A glimpse at the most popular Super Bowl television ads from the last two years illustrates the rise of the purpose-driven brand. Nearly 63 percent of global consumers surveyed by Marketing Dive said they prefer to make purchases from companies that stand for a purpose that reflects their own values and beliefs and will avoid companies that don't. If your brand really wants to connect with cross-border e-commerce customers, your business should consider supporting a cause with an impact that translates worldwide, and be authentic and intentional about it.

Here are three leading global causes that resonate with consumers:

  1. The environment. 81 percent of global consumers feel strongly that companies should be doing more to help protect the environment. That includes manufacturing sustainably-made goods and packaging, using eco-friendly transportation methods to move those goods, and more. Access to clean water is another top issue for consumers around the world. Brands such as Stella Artois, Peet's Coffee, Ikea, and Pepsi are all actively involved in partnerships with global water charities. Does your brand have anything to share with your global customers on this issue?  
  2. Fair trade or ethical sourcing. Consumers around the world increasingly want to purchase goods based on their beliefs about how those goods are produced and how the people who make them are treated. In fact, Deloitte reveals that 28 percent of global consumers surveyed in the U.S., Brazil, the U.K., and China will factor in a brand's treatment of its workers when making a purchase. The global fair trade movement is a push to develop more transparent supply chains that can support equity in trade between nations for more sustainable development. In the U.S. alone, 25 percent of consumers said they are willing to pay more for fair trade-certified goods. Research your target markets to understand how your consumer audience feels about supporting union-made products, supporting migrant  workers, and organic or sustainable products. They'll likely want to read clear messaging on e-commerce sites on who made the goods and where, and how fairly those workers were treated and compensated.
  3. Equality. Gender equality is a global issue that many consumers care about deeply. Consider that in most countries, women make the majority of purchasing decisions for their families when it comes to home goods and furniture, travel, automotive, and consumer electronics. Yet, in a recent survey,  74 percent of global consumers said that the way gender is portrayed by brands is completely out of touch. Conversely, there is now a major push for more gender-neutral representation in traditionally female retail categories such as beauty and personal goods. As you build out your cross-border e-commerce websites, consider how you are connecting with and representing gender equality. How are you positioning your company with consumers of all genders? Are you inclusive? How diverse is your company and does it reflect the diversity of your consumers?

The challenge is to present your brand's core beliefs in an authentic way that resonates with consumers in all the markets where you do business. We recommend looking for opportunities to incorporate messaging about your cause throughout your website and product descriptions.

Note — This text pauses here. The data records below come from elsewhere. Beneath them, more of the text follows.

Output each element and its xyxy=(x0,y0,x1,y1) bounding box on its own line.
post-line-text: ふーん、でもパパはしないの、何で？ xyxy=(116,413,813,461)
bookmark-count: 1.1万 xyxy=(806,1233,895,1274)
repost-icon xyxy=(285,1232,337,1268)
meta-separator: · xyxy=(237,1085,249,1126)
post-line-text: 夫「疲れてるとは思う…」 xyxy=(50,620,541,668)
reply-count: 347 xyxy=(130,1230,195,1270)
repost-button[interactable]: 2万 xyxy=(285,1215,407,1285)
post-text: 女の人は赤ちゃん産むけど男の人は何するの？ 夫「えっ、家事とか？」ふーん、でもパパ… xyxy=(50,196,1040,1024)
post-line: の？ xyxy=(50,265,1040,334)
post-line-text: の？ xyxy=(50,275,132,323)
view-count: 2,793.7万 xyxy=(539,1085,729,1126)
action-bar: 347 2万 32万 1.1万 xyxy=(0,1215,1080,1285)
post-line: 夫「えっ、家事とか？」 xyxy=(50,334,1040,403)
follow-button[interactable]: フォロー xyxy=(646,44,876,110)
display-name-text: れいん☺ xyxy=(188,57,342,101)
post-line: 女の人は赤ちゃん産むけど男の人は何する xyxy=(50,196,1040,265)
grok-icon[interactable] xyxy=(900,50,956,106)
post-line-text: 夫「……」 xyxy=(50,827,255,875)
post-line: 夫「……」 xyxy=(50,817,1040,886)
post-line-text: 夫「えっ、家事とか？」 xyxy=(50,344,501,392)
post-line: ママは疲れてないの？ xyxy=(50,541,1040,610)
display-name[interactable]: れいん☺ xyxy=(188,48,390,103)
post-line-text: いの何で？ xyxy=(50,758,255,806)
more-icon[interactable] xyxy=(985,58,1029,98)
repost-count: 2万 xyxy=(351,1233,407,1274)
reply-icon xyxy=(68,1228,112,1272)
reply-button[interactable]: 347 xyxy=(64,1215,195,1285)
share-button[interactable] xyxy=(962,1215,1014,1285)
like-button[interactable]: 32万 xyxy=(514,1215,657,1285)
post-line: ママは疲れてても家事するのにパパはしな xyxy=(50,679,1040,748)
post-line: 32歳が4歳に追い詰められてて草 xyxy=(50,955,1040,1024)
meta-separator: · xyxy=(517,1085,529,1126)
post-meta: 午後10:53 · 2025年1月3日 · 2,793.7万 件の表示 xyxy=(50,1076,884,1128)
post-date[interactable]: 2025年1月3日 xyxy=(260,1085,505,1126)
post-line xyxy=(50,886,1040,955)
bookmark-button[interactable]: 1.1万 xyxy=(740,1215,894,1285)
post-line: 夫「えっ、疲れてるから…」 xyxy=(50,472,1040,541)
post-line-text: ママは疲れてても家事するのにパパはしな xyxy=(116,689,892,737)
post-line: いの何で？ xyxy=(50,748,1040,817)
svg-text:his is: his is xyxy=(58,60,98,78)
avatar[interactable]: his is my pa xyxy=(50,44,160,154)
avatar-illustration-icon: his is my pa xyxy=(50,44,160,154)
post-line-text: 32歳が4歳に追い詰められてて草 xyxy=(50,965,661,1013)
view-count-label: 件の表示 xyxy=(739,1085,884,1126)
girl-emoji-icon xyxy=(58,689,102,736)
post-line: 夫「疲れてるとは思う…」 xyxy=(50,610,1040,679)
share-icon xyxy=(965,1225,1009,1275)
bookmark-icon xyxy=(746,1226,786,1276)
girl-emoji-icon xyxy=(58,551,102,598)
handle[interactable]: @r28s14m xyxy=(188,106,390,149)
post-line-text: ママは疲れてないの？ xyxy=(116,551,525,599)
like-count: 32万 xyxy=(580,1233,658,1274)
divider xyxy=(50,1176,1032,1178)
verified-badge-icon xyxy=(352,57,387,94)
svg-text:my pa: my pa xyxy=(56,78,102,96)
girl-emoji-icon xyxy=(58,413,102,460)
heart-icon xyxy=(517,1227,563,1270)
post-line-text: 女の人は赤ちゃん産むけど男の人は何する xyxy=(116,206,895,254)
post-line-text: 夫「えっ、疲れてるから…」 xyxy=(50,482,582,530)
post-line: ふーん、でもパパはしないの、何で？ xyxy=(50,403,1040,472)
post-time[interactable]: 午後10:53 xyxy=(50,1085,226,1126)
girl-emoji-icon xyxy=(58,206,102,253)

If your "Why" comes across as a marketing gimmick or as insincere, customers will see right through it. It's also important that your purpose is reflected not just in a marketing campaign or as a written statement on your e-commerce website, but also in demonstrable actions. Has your brand participated in any fundraising or volunteer events that support worldwide causes?

For example, for International Women's Day last year, direct-to-consumer beauty brand Benefit Cosmetics shut down all of their global e-commerce websites for the day. The brand, whose global workforce is 90 percent female, decided to close shop for that day and instead, shared resources for women around the world on how to demand pay equality, respond to sexual harassment in the workplace, and learn new skills.

Companies that can successfully communicate their beliefs will connect with international consumers who feel the same way. Tapping into the emotional center of what your cross-border customers truly care about can help your brand make a strong impact, build loyalty with consumers, and invite them to be a part of your brand's mission.